The situation with regard to the ongoing urban crises in the global South can be characterized as “urbanization without development”. Breaking the current impasse with humanitarian action in that part of the world requires an understanding of decades of failed and misplaced urban development planning. The growth of cities has in many cases outpaced or overwhelmed planning capacities, leaving authorities unprepared to deal with exploding urban populations and placing urban dwellers at great risk in the face of mounting pressures and unpredictable disasters.

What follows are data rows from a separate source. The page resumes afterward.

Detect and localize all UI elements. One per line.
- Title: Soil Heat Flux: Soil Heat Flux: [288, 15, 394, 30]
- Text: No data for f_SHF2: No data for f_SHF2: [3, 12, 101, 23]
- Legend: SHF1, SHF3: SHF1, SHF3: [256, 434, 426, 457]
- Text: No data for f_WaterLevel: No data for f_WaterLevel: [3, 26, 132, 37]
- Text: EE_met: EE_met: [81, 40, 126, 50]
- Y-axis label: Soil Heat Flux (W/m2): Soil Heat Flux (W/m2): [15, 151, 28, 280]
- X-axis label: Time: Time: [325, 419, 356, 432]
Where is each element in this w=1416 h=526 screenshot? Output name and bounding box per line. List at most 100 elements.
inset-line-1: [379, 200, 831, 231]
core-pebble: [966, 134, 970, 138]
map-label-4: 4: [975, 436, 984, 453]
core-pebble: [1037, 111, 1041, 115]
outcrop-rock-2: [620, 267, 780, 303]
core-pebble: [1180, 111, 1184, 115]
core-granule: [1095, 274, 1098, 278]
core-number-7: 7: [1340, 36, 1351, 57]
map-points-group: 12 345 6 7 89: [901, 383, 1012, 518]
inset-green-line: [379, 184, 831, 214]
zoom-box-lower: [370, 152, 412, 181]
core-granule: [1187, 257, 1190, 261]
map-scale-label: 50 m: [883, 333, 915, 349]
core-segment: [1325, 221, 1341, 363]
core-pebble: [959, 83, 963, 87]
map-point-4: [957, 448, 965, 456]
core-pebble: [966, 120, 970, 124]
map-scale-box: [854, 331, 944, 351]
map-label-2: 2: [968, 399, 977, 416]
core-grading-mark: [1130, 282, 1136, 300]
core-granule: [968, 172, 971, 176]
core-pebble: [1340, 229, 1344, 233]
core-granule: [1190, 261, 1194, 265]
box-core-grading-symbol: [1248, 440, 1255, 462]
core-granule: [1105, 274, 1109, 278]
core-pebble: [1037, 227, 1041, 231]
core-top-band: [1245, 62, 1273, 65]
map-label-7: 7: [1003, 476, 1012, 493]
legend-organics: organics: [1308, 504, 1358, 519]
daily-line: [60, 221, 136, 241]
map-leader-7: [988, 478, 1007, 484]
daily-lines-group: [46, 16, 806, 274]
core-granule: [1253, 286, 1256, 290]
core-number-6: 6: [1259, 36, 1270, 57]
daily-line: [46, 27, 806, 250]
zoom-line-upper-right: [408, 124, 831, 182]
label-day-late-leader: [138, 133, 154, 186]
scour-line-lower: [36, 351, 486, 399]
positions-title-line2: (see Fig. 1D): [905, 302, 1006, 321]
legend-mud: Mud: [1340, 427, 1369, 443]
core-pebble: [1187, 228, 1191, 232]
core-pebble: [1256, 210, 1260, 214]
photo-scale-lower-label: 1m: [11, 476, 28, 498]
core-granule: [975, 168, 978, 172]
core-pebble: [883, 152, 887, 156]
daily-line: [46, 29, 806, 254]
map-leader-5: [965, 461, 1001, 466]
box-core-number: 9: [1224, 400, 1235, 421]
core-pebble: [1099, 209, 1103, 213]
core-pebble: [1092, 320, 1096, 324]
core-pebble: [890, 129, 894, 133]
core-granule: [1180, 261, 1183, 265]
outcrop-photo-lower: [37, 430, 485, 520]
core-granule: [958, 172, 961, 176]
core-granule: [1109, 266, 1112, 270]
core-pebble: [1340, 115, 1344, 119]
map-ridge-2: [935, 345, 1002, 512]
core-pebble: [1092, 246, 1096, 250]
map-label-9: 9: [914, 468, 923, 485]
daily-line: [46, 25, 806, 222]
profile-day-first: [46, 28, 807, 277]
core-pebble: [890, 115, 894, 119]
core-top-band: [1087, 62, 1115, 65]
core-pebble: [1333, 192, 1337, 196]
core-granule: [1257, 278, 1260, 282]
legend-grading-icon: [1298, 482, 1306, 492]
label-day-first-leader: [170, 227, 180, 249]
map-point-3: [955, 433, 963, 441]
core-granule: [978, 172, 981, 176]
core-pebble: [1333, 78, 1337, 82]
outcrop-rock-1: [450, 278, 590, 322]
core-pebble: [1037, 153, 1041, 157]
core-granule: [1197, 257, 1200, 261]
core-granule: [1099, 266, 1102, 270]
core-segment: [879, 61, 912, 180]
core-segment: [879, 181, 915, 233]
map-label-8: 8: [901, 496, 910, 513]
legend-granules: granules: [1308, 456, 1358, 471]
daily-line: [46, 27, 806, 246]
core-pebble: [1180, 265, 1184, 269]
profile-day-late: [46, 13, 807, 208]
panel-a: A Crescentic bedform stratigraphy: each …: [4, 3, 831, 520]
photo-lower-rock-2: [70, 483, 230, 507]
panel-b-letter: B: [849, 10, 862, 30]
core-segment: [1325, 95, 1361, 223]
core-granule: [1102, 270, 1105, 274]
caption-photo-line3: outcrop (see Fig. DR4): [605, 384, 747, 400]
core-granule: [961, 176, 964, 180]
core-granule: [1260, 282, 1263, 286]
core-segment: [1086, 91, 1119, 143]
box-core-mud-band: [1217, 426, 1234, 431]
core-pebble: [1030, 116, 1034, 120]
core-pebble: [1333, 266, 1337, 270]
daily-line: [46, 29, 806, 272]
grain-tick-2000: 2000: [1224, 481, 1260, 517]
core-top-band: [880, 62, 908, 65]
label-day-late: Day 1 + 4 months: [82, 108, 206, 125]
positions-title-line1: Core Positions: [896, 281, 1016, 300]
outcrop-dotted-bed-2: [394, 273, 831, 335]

An agenda for change will require that humanitarian action be based on the recognition of the equal rights of citizens. Transcending the current urban crisis calls for new and innovative ideas, and bridging the gaps between the knowledge and practice of urbanization and equitable development. This will also involve working with urban planners at the municipal and national levels, as well as regional and global actors. A new foundation must be laid by mainstreaming urbanization into participatory national development planning.

Many have called for interdisciplinary and integrated approaches to pre-emptive plans designed to deal with natural and human-induced urban disasters and crises. Such measures would have to connect national efforts to a worldwide commitment to building socioeconomic bulwarks against inequality, poverty, corruption, youth unemployment and marginalization, and other vulnerabilities underlying urban crises.

An alternate future lies in actions directed towards building and recreating more egalitarian, secure and liveable urban settings in the global South. It also calls for equal access to efficiently delivered sanitation, adequate and sustainable shelter, clean water, good education, health care and security. It is time for a new global impetus that goes beyond the usual rhetorical and short-term, technocratic “fixes”, which tend to be elitist and exclusionary. Lessons from the past century make it clear that urban development in the global South is fundamentally a people’s rights issue. We should embrace a holistic, humanistic approach in taking actions that exhibit a new awareness of what is really at stake: the future of human existence and civilization. The world stands at a critical juncture, at which the present and future of our cities ultimately depend on outcomes across the global South. The time to chart a new, people-centred course for humanitarian action is now upon us.

Notes

  1. Report of the Secretary-General for the World Humanitarian Summit, “One Humanity: Shared Responsibility”, 2 February 2016 (A/70/709, para. 3).